I copied the link files out of my image and loaded them into Sanderson Forensics Linkalyzer. This program decodes and displays the contents of link files into a grid much like a spreadsheet ( I was going to post a screenshot but sanitising the contents became too much of a pain) and very quickly allowed me to see that the target file was being regularly accessed and modified. Because the target file size is also stored within the link file I could also see that the file size was growing over time. The program produces good reports and has many other abilities beyond the scope of this blog post, but in short I thoroughly recommend it.

Now as far as my case was concerned the target file was clearly linked to the suspect and it proved worthwhile delving into those restore point link files.

References
http://computerforensics.parsonage.co.uk/downloads/TheMeaningofLIFE.pdf
Forensic Analysis of System Restore Points in Microsoft Windows XP

*Now what would be really useful is an enscript that simply parsed out the original path and filename of only all user selected (blue checked) files sitting in restore points.
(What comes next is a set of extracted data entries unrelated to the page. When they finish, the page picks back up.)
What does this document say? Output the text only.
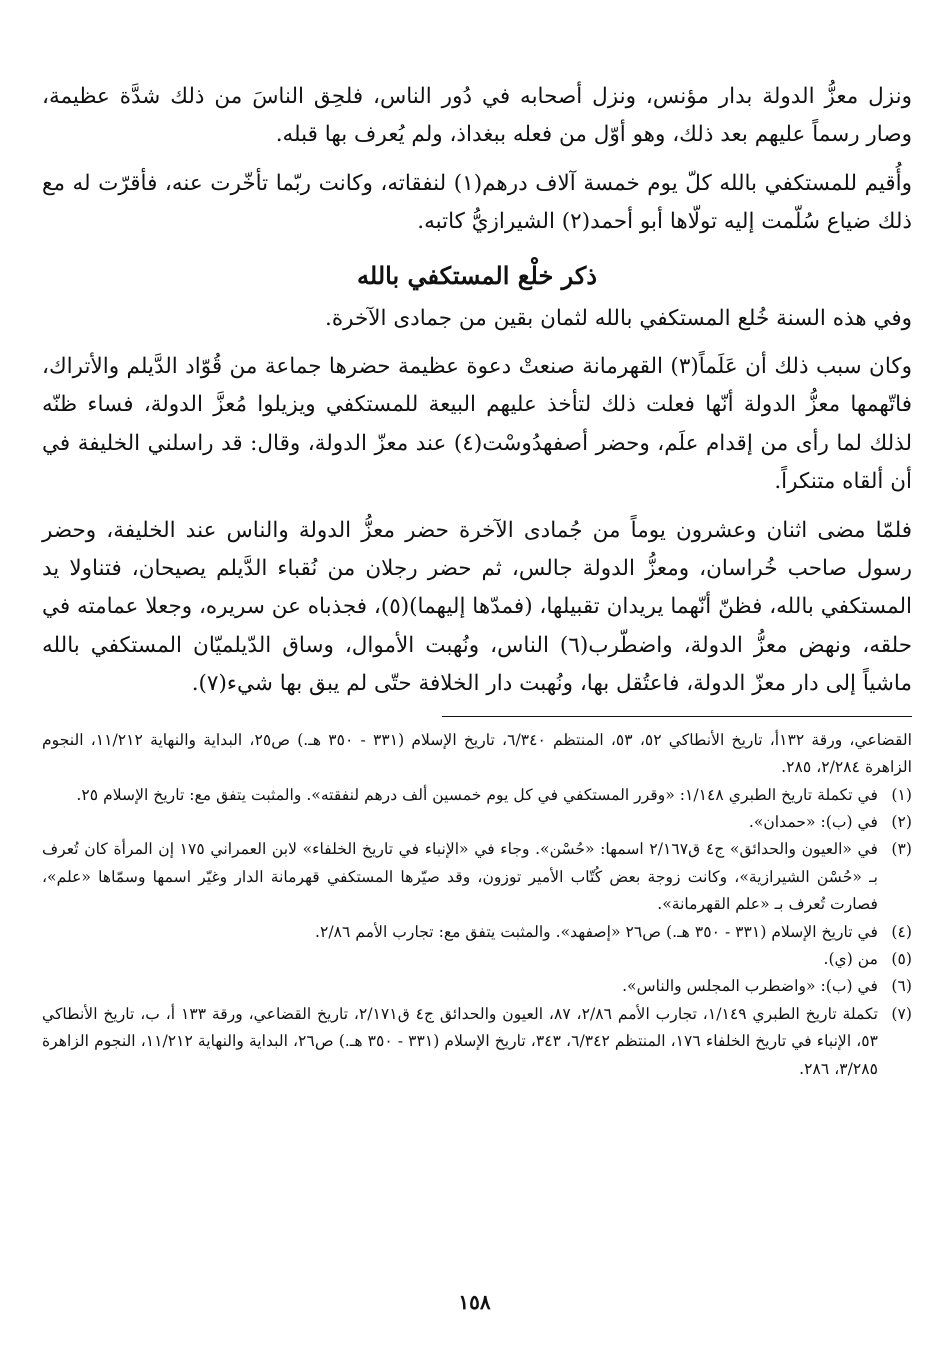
ونزل معزُّ الدولة بدار مؤنس، ونزل أصحابه في دُور الناس، فلحِق الناسَ من ذلك شدَّة عظيمة، وصار رسماً عليهم بعد ذلك، وهو أوّل من فعله ببغداذ، ولم يُعرف بها قبله.

وأُقيم للمستكفي بالله كلّ يوم خمسة آلاف درهم(١) لنفقاته، وكانت ربّما تأخّرت عنه، فأقرّت له مع ذلك ضياع سُلّمت إليه تولّاها أبو أحمد(٢) الشيرازيُّ كاتبه.

ذكر خلْع المستكفي بالله

وفي هذه السنة خُلع المستكفي بالله لثمان بقين من جمادى الآخرة.

وكان سبب ذلك أن عَلَماً(٣) القهرمانة صنعتْ دعوة عظيمة حضرها جماعة من قُوّاد الدَّيلم والأتراك، فاتّهمها معزُّ الدولة أنّها فعلت ذلك لتأخذ عليهم البيعة للمستكفي ويزيلوا مُعزَّ الدولة، فساء ظنّه لذلك لما رأى من إقدام علَم، وحضر أصفهدُوسْت(٤) عند معزّ الدولة، وقال: قد راسلني الخليفة في أن ألقاه متنكراً.

فلمّا مضى اثنان وعشرون يوماً من جُمادى الآخرة حضر معزُّ الدولة والناس عند الخليفة، وحضر رسول صاحب خُراسان، ومعزُّ الدولة جالس، ثم حضر رجلان من نُقباء الدَّيلم يصيحان، فتناولا يد المستكفي بالله، فظنّ أنّهما يريدان تقبيلها، (فمدّها إليهما)(٥)، فجذباه عن سريره، وجعلا عمامته في حلقه، ونهض معزُّ الدولة، واضطّرب(٦) الناس، ونُهبت الأموال، وساق الدّيلميّان المستكفي بالله ماشياً إلى دار معزّ الدولة، فاعتُقل بها، ونُهبت دار الخلافة حتّى لم يبق بها شيء(٧).

القضاعي، ورقة ١٣٢أ، تاريخ الأنطاكي ٥٢، ٥٣، المنتظم ٦/٣٤٠، تاريخ الإسلام (٣٣١ - ٣٥٠ هـ.) ص٢٥، البداية والنهاية ١١/٢١٢، النجوم الزاهرة ٢/٢٨٤، ٢٨٥.

(١)
في تكملة تاريخ الطبري ١/١٤٨: «وقرر المستكفي في كل يوم خمسين ألف درهم لنفقته». والمثبت يتفق مع: تاريخ الإسلام ٢٥.
(٢)
في (ب): «حمدان».
(٣)
في «العيون والحدائق» ج٤ ق٢/١٦٧ اسمها: «حُسْن». وجاء في «الإنباء في تاريخ الخلفاء» لابن العمراني ١٧٥ إن المرأة كان تُعرف بـ «حُسْن الشيرازية»، وكانت زوجة بعض كُتّاب الأمير توزون، وقد صيّرها المستكفي قهرمانة الدار وغيّر اسمها وسمّاها «علم»، فصارت تُعرف بـ «علم القهرمانة».
(٤)
في تاريخ الإسلام (٣٣١ - ٣٥٠ هـ.) ص٢٦ «إصفهد». والمثبت يتفق مع: تجارب الأمم ٢/٨٦.
(٥)
من (ي).
(٦)
في (ب): «واضطرب المجلس والناس».
(٧)
تكملة تاريخ الطبري ١/١٤٩، تجارب الأمم ٢/٨٦، ٨٧، العيون والحدائق ج٤ ق٢/١٧١، تاريخ القضاعي، ورقة ١٣٣ أ، ب، تاريخ الأنطاكي ٥٣، الإنباء في تاريخ الخلفاء ١٧٦، المنتظم ٦/٣٤٢، ٣٤٣، تاريخ الإسلام (٣٣١ - ٣٥٠ هـ.) ص٢٦، البداية والنهاية ١١/٢١٢، النجوم الزاهرة ٣/٢٨٥، ٢٨٦.
١٥٨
I would envisage the output to be a three column csv file - Current Filename, Original Path and Filename, Restore Point Creation Date.

Paul Sanderson's VidReport has been referred to here and there lately. C4M also is regularly brought up in conversations I have with people (such an interesting life I lead). Triage is certainly the flavour of the month right now. So I thought it worth writing a few lines about my recent experiences of triaging videos.

I have often voiced the opinion that reviewing a couple of hundred video files in a case is not that bigger a deal and on that basis I have not been too keen on using C4M. Anyhow I've just had a case with about 170 video clips to review and thought it would be a good case to try out the video triage approach. My normal approach is to use VLC as a file viewer in Encase to preview each video. This took about an hour and a half (some of the videos were quite good ;-) ).

I then used John Douglas's video triage program (which I think he supplies free to LE) to review the same video clips. To use this program you copy out the clips you wish to review and point the program at the folder containing them. It processes each clip by taking a screen capture at a configurable interval and putting each screen capture into a subfolder named after the videos file name. Once the program has processed all the clips you will have a sub folder for each one, containing the screen captures. I then simply dragged the folders into Encase as single files and previewed the contents of each folder in gallery view. I previewed all the clips in fifteen minutes. My scepticism of video triage was clearly unfounded.